Hij hipte opzij en zat pontificaal in het zonnetje, als het ware even in de spotlight! Jammer dat ik niet kon inzoomen maar toch ging ik tevreden na een uurtje weer terug naar huis om boodschappen te gaan doen.

Lidcactus”Ruud Gullit”

Al wel een jaar of 10 heb ik een kamerplant ,de lidcactus. Ik kreeg hem van mijn vader, die hem meebracht bij mijn tante vandaan die hem weg wilde doen.Mijn vader hield ook van planten en vond dat zonde en zo kwam hij bij mij terecht. Eigenlijk vond ik hem niet zo bijzonder mooi en nam hem mee naar onze volkstuin. Ik dacht doet ie het, dan doet ie het en anders gaat ie vanzelf dood. Maar die zomer bloeide hij als een malle,terwijl het helemaal niet de tijd was om te bloeien. Het was alsof hij mij liet zien dat hij echt de moeite waard was. Dus ik besloot hem te houden en mee naar huis te nemen aan het eind van het seizoen.

Jarenlang stond hij op een plantentafel in de woonkamer.
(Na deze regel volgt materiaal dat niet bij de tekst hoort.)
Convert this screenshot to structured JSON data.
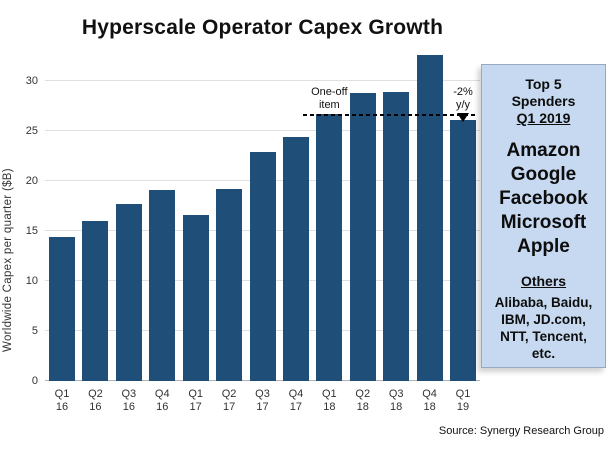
{
  "chart_data": {
    "type": "bar",
    "title": "Hyperscale Operator Capex Growth",
    "categories": [
      "Q1 16",
      "Q2 16",
      "Q3 16",
      "Q4 16",
      "Q1 17",
      "Q2 17",
      "Q3 17",
      "Q4 17",
      "Q1 18",
      "Q2 18",
      "Q3 18",
      "Q4 18",
      "Q1 19"
    ],
    "values": [
      14.4,
      16.0,
      17.7,
      19.1,
      16.6,
      19.2,
      22.9,
      24.4,
      26.7,
      28.8,
      28.9,
      32.6,
      26.1
    ],
    "ylabel": "Worldwide Capex per quarter ($B)",
    "xlabel": "",
    "yticks": [
      0,
      5,
      10,
      15,
      20,
      25,
      30
    ],
    "ylim": [
      0,
      33
    ],
    "grid": true,
    "legend_position": "none",
    "bar_color": "#1F4E79",
    "reference_line": {
      "value": 26.7,
      "style": "dashed",
      "from_category": "Q1 18",
      "to_category": "Q1 19"
    },
    "annotations": [
      {
        "line1": "One-off",
        "line2": "item",
        "target_category": "Q1 18"
      },
      {
        "line1": "-2%",
        "line2": "y/y",
        "target_category": "Q1 19",
        "marker": "down-arrow"
      }
    ]
  },
  "side_panel": {
    "background": "#c6d9f0",
    "heading_line1": "Top 5",
    "heading_line2": "Spenders",
    "heading_line3": "Q1 2019",
    "top_spenders": [
      "Amazon",
      "Google",
      "Facebook",
      "Microsoft",
      "Apple"
    ],
    "others_heading": "Others",
    "others_text": "Alibaba, Baidu, IBM, JD.com, NTT, Tencent, etc."
  },
  "source": "Source: Synergy Research Group"
}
Soms bloeide hij in december of januari, maar hooguit met een stuk of 10 bloemen ofzo.Eigenlijk moest hij in periodes koud staan maar in het appartement was het nooit koud, nergens.

Toen ik afgelopen jaar verhuisde, wilde B. geen planten houden maar in mijn antikraakhuis had ik eigenlijk ook geen plek. Ik zette hem zolang op de zaak van mijn zoon. In een ongebruikt kantoor zonder verwarming  kreeg hij van niemand water. Daar stond hij in de kou tot ik hem mee naar huis nam nadat de kerstboom opgeruimd was.

Van mijn moeder hoorde ik dat hij ongeveer 50 jaar oud moet zijn, deze lidcactus. Mijn tante leeft nog,ze is 93 jaar en had dat verteld.Mijn moeder gaf mij het advies hem goed af te spoelen en flink water te geven.Hij ging lekker onder een lauwwarme douche en kreeg een mooi plekje in de huiskamer.

Bloemenzee

De lidcactussen zijn planten van het geslacht Schlumbergera, dat behoort tot de cactusfamilie (Cactaceae) die van nature voorkomen in Brazilië.

Op een dag in januari toen mijn dochter met haar gezin op bezoek was, zat er 1 bloem in en mijn kleinzoon Aaron zag nog meer rode puntjes.

Ik vertelde mijn dochter dat de plant al zo oud is en dat ik er toch wel blij mee ben. Haar reactie: ik vind het zo’n afschuwelijk lelijke plant, het is net het kapsel van Ruud Gullit van vroeger. Denk maar niet dat ik hem wil als er iets met jou gebeurd hoor mam!

In de weken die volgden zag ik steeds meer knoppen komen. Nu staat hij prachtig in bloei. Het aantal bloemen en knoppen kan ik niet eens tellen, het zijn er misschien wel 200 of meer.

Zeg nou zelf, het is toch een plaatje! Kijk het kapsel van Ruud Gullit eens shinen!

Verzorging

Heb je misschien in december ook een lidcactus gekocht? Je ziet ze vaak als kleine plantjes met witte, roze en rode bloemen te koop staan.Dan is hij nu waarschijnlijk uitgebloeid. Zet hem weg op een koele plek als je die hebt, desnoods op zolder en vergeet hem. Hij zal bijna afsterven van ellende, geef hem heel af en toe een klein beetje water.Ik herinner mij dat mijn schoonmoeder ze op zolder zette en die kwam echt niet wekelijks op zolder.

In de maand november/december haal je hem tevoorschijn, geef je hem een lekkere lauwwarme douche en zet je hem op een warme plek. Als je geluk hebt bloeit hij rond kerst. Wil je hem pas na de kerst in bloei hebben zoals ik, dan haal je hem pas na kerst tevoorschijn.Ik heb hem eenmaal plantenvoeding gegeven.

Stekken zou ook makkelijk gaan door simpelweg een stuk stengel in de aarde te steken. Hij zou makkelijk wortelen maar dat heb ik nooit geprobeerd.

 

Dus Romy,mijn lieve dochter, als er ooit iets met mij gebeurt, heroverweeg dan nog eens of je voor  deze lidcactus “Ruud Gullit” toch misschien een plekje hebt. Je vindt het altijd zonde om iets weg te gooien waar nog leven inzit, dus gooi hem niet weg maar zet hem bij jullie op zolder en denk aan mij als hij ooit misschien wel 80 jaar oud is en in bloei staat.Wil je hem echt niet hebben zet hem dan desnoods op Marktplaats, maar niet weg gooien!!!!